When designing and building in rural areas, mud should be the de facto material of choice. Excavated right from the foundation for the building or from an adjoining farm, it has a very low carbon footprint. Since millennia, our forefathers have built their dwellings with this fascinating material and a lot of the world still continues to do so today! In this context, it is important to understand the implications of using it for a modern contemporary inhabitant.

Mud walls once built using un-stabilized mud (without adding any chemical stabilizers like cement) need to be plastered with a mixture of sieved mud, wheat husk or tudi, sand, cow dung or gobur and water to protect it from rain, damage, etc. This is an indigenous skill and almost every person in a village knows it. Three coats of this plaster are applied on top of each other after the drying of the former and once ready, through the following of a process you get an end product that is aesthetically unmatched by any commercial product.

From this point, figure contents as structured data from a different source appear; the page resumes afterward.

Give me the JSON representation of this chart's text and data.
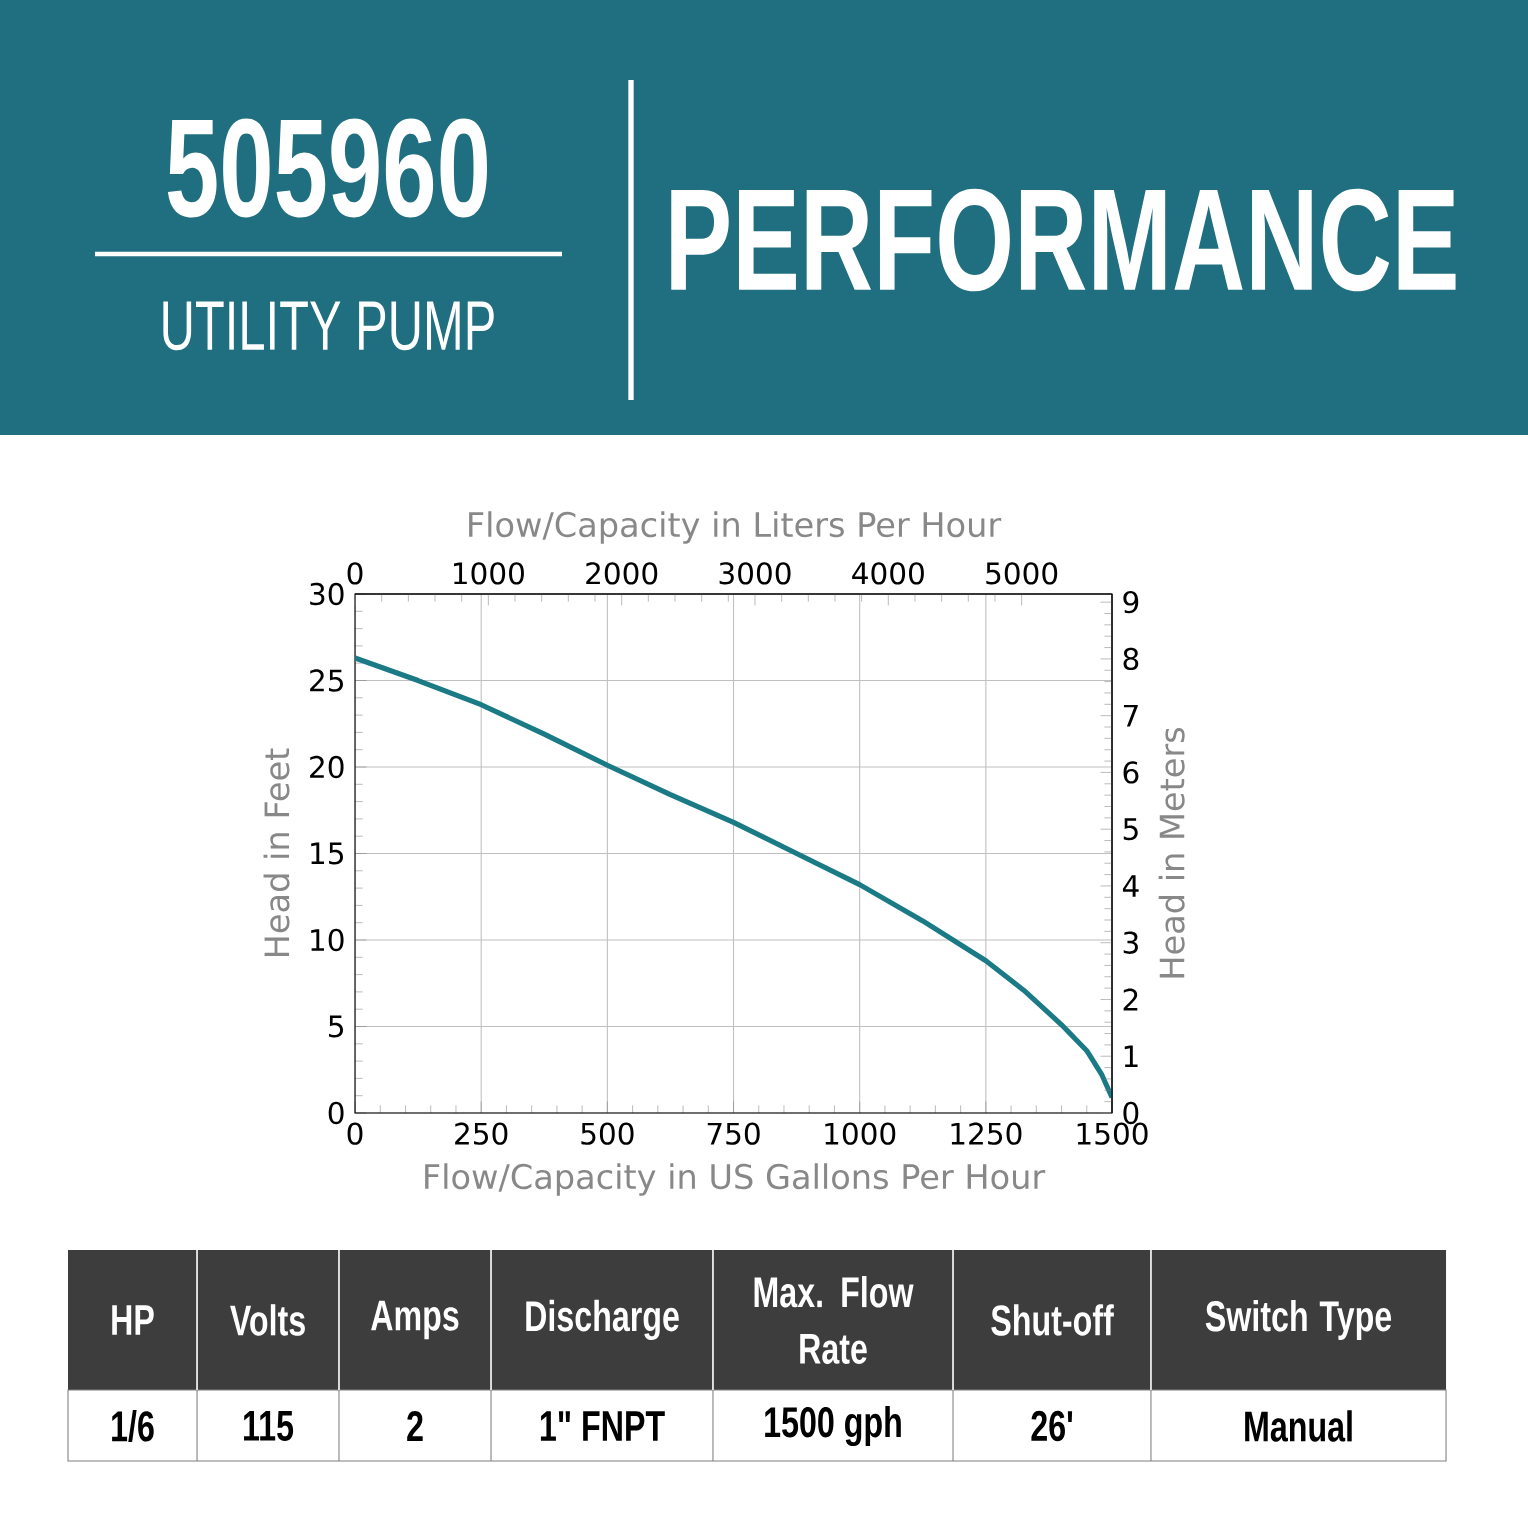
{
  "chart_data": {
    "type": "line",
    "title": "PERFORMANCE",
    "subtitle": "505960",
    "xlabel": "Flow/Capacity in US Gallons Per Hour",
    "ylabel": "Head in Feet",
    "x2label": "Flow/Capacity in Liters Per Hour",
    "y2label": "Head in Meters",
    "x": [
      0,
      125,
      250,
      375,
      500,
      625,
      750,
      875,
      1000,
      1125,
      1250,
      1325,
      1400,
      1450,
      1480,
      1500
    ],
    "series": [
      {
        "color": "#1a7a86",
        "values": [
          26.3,
          25.0,
          23.6,
          21.9,
          20.1,
          18.4,
          16.8,
          15.0,
          13.2,
          11.1,
          8.8,
          7.1,
          5.1,
          3.6,
          2.2,
          0.9
        ]
      }
    ],
    "xlim": [
      0,
      1500
    ],
    "xticks": [
      0,
      250,
      500,
      750,
      1000,
      1250,
      1500
    ],
    "ylim": [
      0,
      30
    ],
    "yticks": [
      0,
      5,
      10,
      15,
      20,
      25,
      30
    ],
    "x2lim": [
      0,
      5678
    ],
    "x2ticks": [
      0,
      1000,
      2000,
      3000,
      4000,
      5000
    ],
    "y2lim": [
      0,
      9.144
    ],
    "y2ticks": [
      0,
      1,
      2,
      3,
      4,
      5,
      6,
      7,
      8,
      9
    ],
    "grid": true,
    "annotations": [
      "UTILITY PUMP",
      "HP",
      "Volts",
      "Amps",
      "Discharge",
      "Max. Flow Rate",
      "Shut-off",
      "Switch Type",
      "1/6",
      "115",
      "2",
      "1\" FNPT",
      "1500 gph",
      "26'",
      "Manual"
    ]
  }
}
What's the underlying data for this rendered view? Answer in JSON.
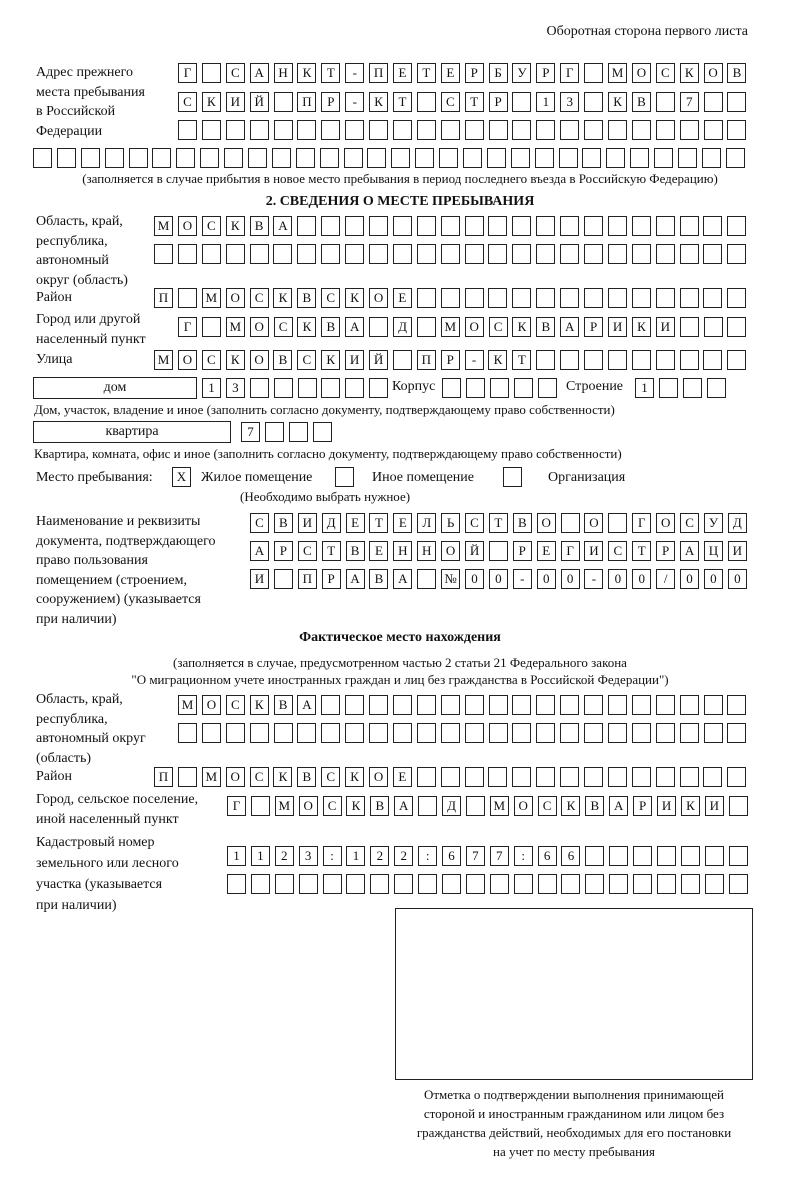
{
  "header": "Оборотная сторона первого листа",
  "prev_address": {
    "label": [
      "Адрес прежнего",
      "места пребывания",
      "в Российской",
      "Федерации"
    ],
    "rows": [
      [
        "Г",
        "",
        "С",
        "А",
        "Н",
        "К",
        "Т",
        "-",
        "П",
        "Е",
        "Т",
        "Е",
        "Р",
        "Б",
        "У",
        "Р",
        "Г",
        "",
        "М",
        "О",
        "С",
        "К",
        "О",
        "В"
      ],
      [
        "С",
        "К",
        "И",
        "Й",
        "",
        "П",
        "Р",
        "-",
        "К",
        "Т",
        "",
        "С",
        "Т",
        "Р",
        "",
        "1",
        "3",
        "",
        "К",
        "В",
        "",
        "7",
        "",
        ""
      ],
      [
        "",
        "",
        "",
        "",
        "",
        "",
        "",
        "",
        "",
        "",
        "",
        "",
        "",
        "",
        "",
        "",
        "",
        "",
        "",
        "",
        "",
        "",
        "",
        ""
      ],
      [
        "",
        "",
        "",
        "",
        "",
        "",
        "",
        "",
        "",
        "",
        "",
        "",
        "",
        "",
        "",
        "",
        "",
        "",
        "",
        "",
        "",
        "",
        "",
        "",
        "",
        "",
        "",
        "",
        "",
        ""
      ]
    ],
    "note": "(заполняется в случае прибытия в новое место пребывания в период последнего въезда в Российскую Федерацию)"
  },
  "section2": {
    "title": "2. СВЕДЕНИЯ О МЕСТЕ ПРЕБЫВАНИЯ",
    "region": {
      "label": [
        "Область, край,",
        "республика,",
        "автономный",
        "округ (область)"
      ],
      "rows": [
        [
          "М",
          "О",
          "С",
          "К",
          "В",
          "А",
          "",
          "",
          "",
          "",
          "",
          "",
          "",
          "",
          "",
          "",
          "",
          "",
          "",
          "",
          "",
          "",
          "",
          "",
          ""
        ],
        [
          "",
          "",
          "",
          "",
          "",
          "",
          "",
          "",
          "",
          "",
          "",
          "",
          "",
          "",
          "",
          "",
          "",
          "",
          "",
          "",
          "",
          "",
          "",
          "",
          ""
        ]
      ]
    },
    "district": {
      "label": "Район",
      "row": [
        "П",
        "",
        "М",
        "О",
        "С",
        "К",
        "В",
        "С",
        "К",
        "О",
        "Е",
        "",
        "",
        "",
        "",
        "",
        "",
        "",
        "",
        "",
        "",
        "",
        "",
        "",
        ""
      ]
    },
    "city": {
      "label": [
        "Город или другой",
        "населенный пункт"
      ],
      "row": [
        "Г",
        "",
        "М",
        "О",
        "С",
        "К",
        "В",
        "А",
        "",
        "Д",
        "",
        "М",
        "О",
        "С",
        "К",
        "В",
        "А",
        "Р",
        "И",
        "К",
        "И",
        "",
        "",
        ""
      ]
    },
    "street": {
      "label": "Улица",
      "row": [
        "М",
        "О",
        "С",
        "К",
        "О",
        "В",
        "С",
        "К",
        "И",
        "Й",
        "",
        "П",
        "Р",
        "-",
        "К",
        "Т",
        "",
        "",
        "",
        "",
        "",
        "",
        "",
        "",
        ""
      ]
    },
    "house": {
      "type": "дом",
      "number": [
        "1",
        "3",
        "",
        "",
        "",
        "",
        "",
        ""
      ],
      "korpus_label": "Корпус",
      "korpus": [
        "",
        "",
        "",
        "",
        ""
      ],
      "building_label": "Строение",
      "building": [
        "1",
        "",
        "",
        ""
      ],
      "note": "Дом, участок, владение и иное (заполнить согласно документу, подтверждающему право собственности)"
    },
    "apartment": {
      "type": "квартира",
      "number": [
        "7",
        "",
        "",
        ""
      ],
      "note": "Квартира, комната, офис и иное (заполнить согласно документу, подтверждающему право собственности)"
    },
    "place": {
      "label": "Место пребывания:",
      "options": [
        {
          "mark": "X",
          "label": "Жилое помещение"
        },
        {
          "mark": "",
          "label": "Иное помещение"
        },
        {
          "mark": "",
          "label": "Организация"
        }
      ],
      "note": "(Необходимо выбрать нужное)"
    },
    "document": {
      "label": [
        "Наименование и реквизиты",
        "документа, подтверждающего",
        "право пользования",
        "помещением (строением,",
        "сооружением) (указывается",
        "при наличии)"
      ],
      "rows": [
        [
          "С",
          "В",
          "И",
          "Д",
          "Е",
          "Т",
          "Е",
          "Л",
          "Ь",
          "С",
          "Т",
          "В",
          "О",
          "",
          "О",
          "",
          "Г",
          "О",
          "С",
          "У",
          "Д"
        ],
        [
          "А",
          "Р",
          "С",
          "Т",
          "В",
          "Е",
          "Н",
          "Н",
          "О",
          "Й",
          "",
          "Р",
          "Е",
          "Г",
          "И",
          "С",
          "Т",
          "Р",
          "А",
          "Ц",
          "И"
        ],
        [
          "И",
          "",
          "П",
          "Р",
          "А",
          "В",
          "А",
          "",
          "№",
          "0",
          "0",
          "-",
          "0",
          "0",
          "-",
          "0",
          "0",
          "/",
          "0",
          "0",
          "0"
        ]
      ]
    }
  },
  "actual": {
    "title": "Фактическое место нахождения",
    "note": [
      "(заполняется в случае, предусмотренном частью 2 статьи 21 Федерального закона",
      "\"О миграционном учете иностранных граждан и лиц без гражданства в Российской Федерации\")"
    ],
    "region": {
      "label": [
        "Область, край,",
        "республика,",
        "автономный округ",
        "(область)"
      ],
      "rows": [
        [
          "М",
          "О",
          "С",
          "К",
          "В",
          "А",
          "",
          "",
          "",
          "",
          "",
          "",
          "",
          "",
          "",
          "",
          "",
          "",
          "",
          "",
          "",
          "",
          "",
          ""
        ],
        [
          "",
          "",
          "",
          "",
          "",
          "",
          "",
          "",
          "",
          "",
          "",
          "",
          "",
          "",
          "",
          "",
          "",
          "",
          "",
          "",
          "",
          "",
          "",
          ""
        ]
      ]
    },
    "district": {
      "label": "Район",
      "row": [
        "П",
        "",
        "М",
        "О",
        "С",
        "К",
        "В",
        "С",
        "К",
        "О",
        "Е",
        "",
        "",
        "",
        "",
        "",
        "",
        "",
        "",
        "",
        "",
        "",
        "",
        "",
        ""
      ]
    },
    "city": {
      "label": [
        "Город, сельское поселение,",
        "иной населенный пункт"
      ],
      "row": [
        "Г",
        "",
        "М",
        "О",
        "С",
        "К",
        "В",
        "А",
        "",
        "Д",
        "",
        "М",
        "О",
        "С",
        "К",
        "В",
        "А",
        "Р",
        "И",
        "К",
        "И",
        ""
      ]
    },
    "cadastral": {
      "label": [
        "Кадастровый номер",
        "земельного или лесного",
        "участка (указывается",
        "при наличии)"
      ],
      "rows": [
        [
          "1",
          "1",
          "2",
          "3",
          ":",
          "1",
          "2",
          "2",
          ":",
          "6",
          "7",
          "7",
          ":",
          "6",
          "6",
          "",
          "",
          "",
          "",
          "",
          "",
          ""
        ],
        [
          "",
          "",
          "",
          "",
          "",
          "",
          "",
          "",
          "",
          "",
          "",
          "",
          "",
          "",
          "",
          "",
          "",
          "",
          "",
          "",
          "",
          ""
        ]
      ]
    }
  },
  "stamp": {
    "caption": [
      "Отметка о подтверждении выполнения принимающей",
      "стороной и иностранным гражданином или лицом без",
      "гражданства действий, необходимых для его постановки",
      "на учет по месту пребывания"
    ]
  }
}
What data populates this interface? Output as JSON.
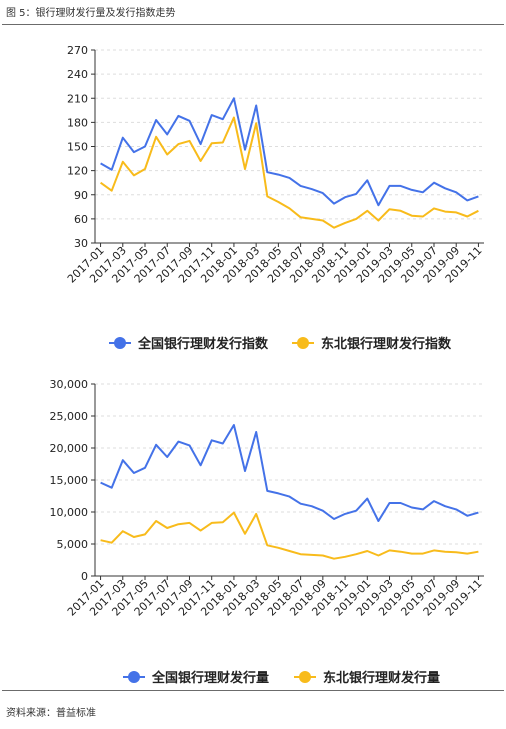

There is a certain softness to it, which is derived from the skilled hands of a craftswoman, which gracefully accepts natural light falling on it. The surface absorbs just the right amount of light to ensure the interiors are warm and cozy. Color of walls will vary from place to place with the changing of soil and its properties and there lies its intrinsic beauty- different hues of earth color that are distinctively unique. Since specifications of batches of plaster cannot be controlled, variations will appear on different portions of the same wall! Additionally natural dyes and pigments can be added to the final coat to give it gentle shades, without using garish, gaudy and extremely toxic market paints and plasters.

The evaporation of water from plastered walls lead to slight superficial cracks and irregularities. Unfortunately, the aesthetic of the modern industrial finish has been bombarded on us to such an extent that straight smooth lines have become a convention and this, an aberration. Imperfections are within us all and it is just that we accept the beauty of it in our built spaces.

Conventional electric conduits can be easily chipped into a mud wall, only to be plastered over later and the durability of plaster increased by adding some modern chemical adhesives to the final plaster coat. This increases its binding property thereby necessitating the redoing of interior plaster only once every 2-3 years depending on its wear and tear. Since this is a locally available skill in rural India, it would cost much less than an expensive conventional paint job done every 5 years. Eventually the feeling of residing in a space that is made of a local, natural, safe and environment friendly material trumps everything else.